If you’ve been reading my blogs, you know that I am a strong supporter of and an advocate for the death penalty. I am convinced that capital punishment serves as a deterrent to premeditated murders and killings done during the commission of a robbery, rape, burglary or other type of felony.
Of course, I do not want to see an innocent person executed, something that rarely ever happens. So, when I read an editorial on the pending execution of Henry Skinner in yesterday’s Houston Chronicle, I had to come down on the side of those wanting to delay his execution to allow for DNA testing.
I detest those last minute appeals that are filed for someone who has had numerous prior appeals heard while he’s been on death row for 10, 20 or more years. But in Skinner’s case, this is not the first appeal asking for DNA testing. I fail to understand why the State was so adamant in its refusal to grant that request.

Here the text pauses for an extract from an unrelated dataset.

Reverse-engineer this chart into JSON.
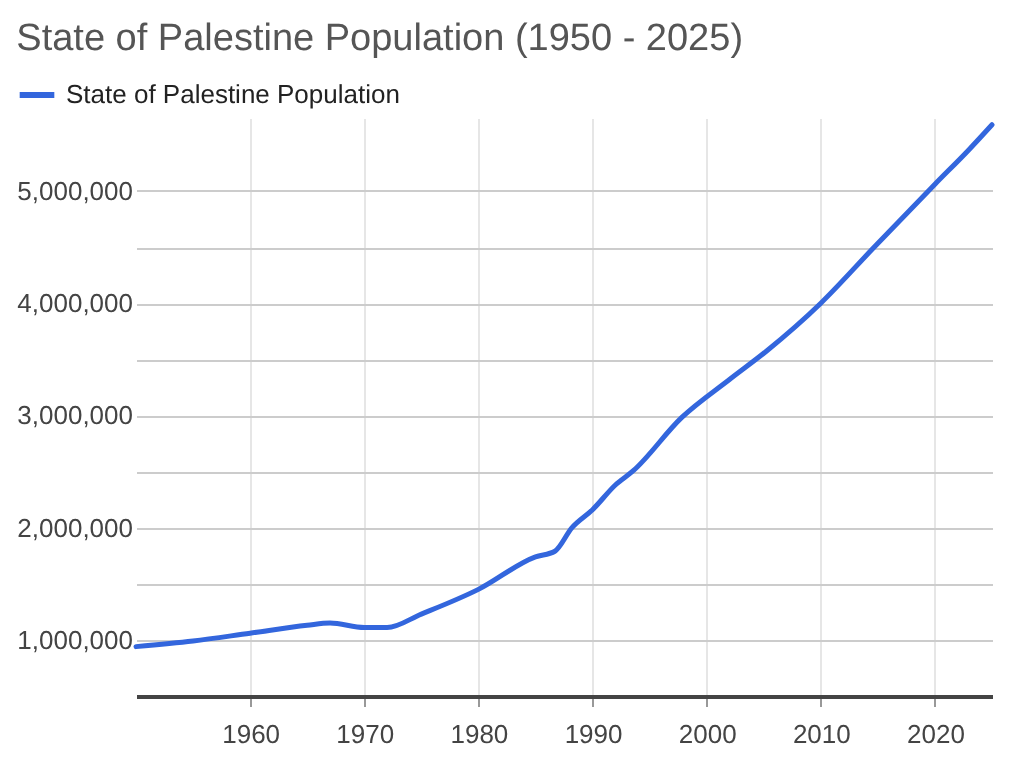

Here is the Chronicle’s editorial:
IT’S BEST TO TEST
DNA could prove a death row convict innocent. Let’s test it while he’s alive
Houston Chonicle
March 20, 2010
Henry Skinner is scheduled to be executed Wednesday for a crime that he says he didn't commit. And DNA evidence, still untested, might show that Texas has the wrong man.
Skinner is no angel. He's always maintained that on New Year's Eve 1993 he passed out, drunk and high on codeine, in the Pampa house where he lived with his girlfriend and her two grown sons. When he woke up, he says, he found their bodies.
Twila Busby had been strangled and bashed in the head with an ax handle. Her sons had been stabbed.
In 1995, a Gray County jury convicted Skinner of the murders, and he was sentenced to death.
Maybe the jury was right. Maybe he's guilty. But the Medill Innocence Project maintains that Skinner was railroaded, and its researchers point to a raft of reasons to doubt his guilt. The evidence against him is circumstantial. Though physical evidence links him to the crime scene — where he admits to being — it doesn't link him to the murder weapons or the murders themselves. He had no obvious motive. And the state's star witness has recanted, saying that authorities pressured her to testify that he made incriminating statements before his arrest.
Toxicology tests made after his arrest showed that his blood contained enough alcohol and codeine to leave most people comatose or near death. Even a hardened drinker like Skinner would have had difficulty standing, much less killing three people.
Worse, at the trial, Skinner's defense lawyer failed to present evidence about another plausible suspect: Busby's knife-carrying uncle, Robert Donnell (now dead). Busby confided to a friend that Donnell once tried to rape her. And on the night of the killings he was heard making crude remarks to her at a party. She left nervous, and Donnell left soon after.
At the crime scene, a windbreaker that looked like Donnell's lay next to Busby's body.
Skinner's appeals lawyer, Rob Owen of the University of Texas Capital Punishment Center, has called for DNA testing that could place Donnell at the scene of the crime.
Among the items that could be tested are a rape kit; Busby's fingernail clippings; two bloody knives; and the windbreaker. But those tests haven't been done.
We desperately hope that either the U.S. Supreme Court or Gov. Rick Perry will stay Skinner's execution long enough to run the DNA tests.
Before sending a man to die, we need to be absolutely sure of his guilt.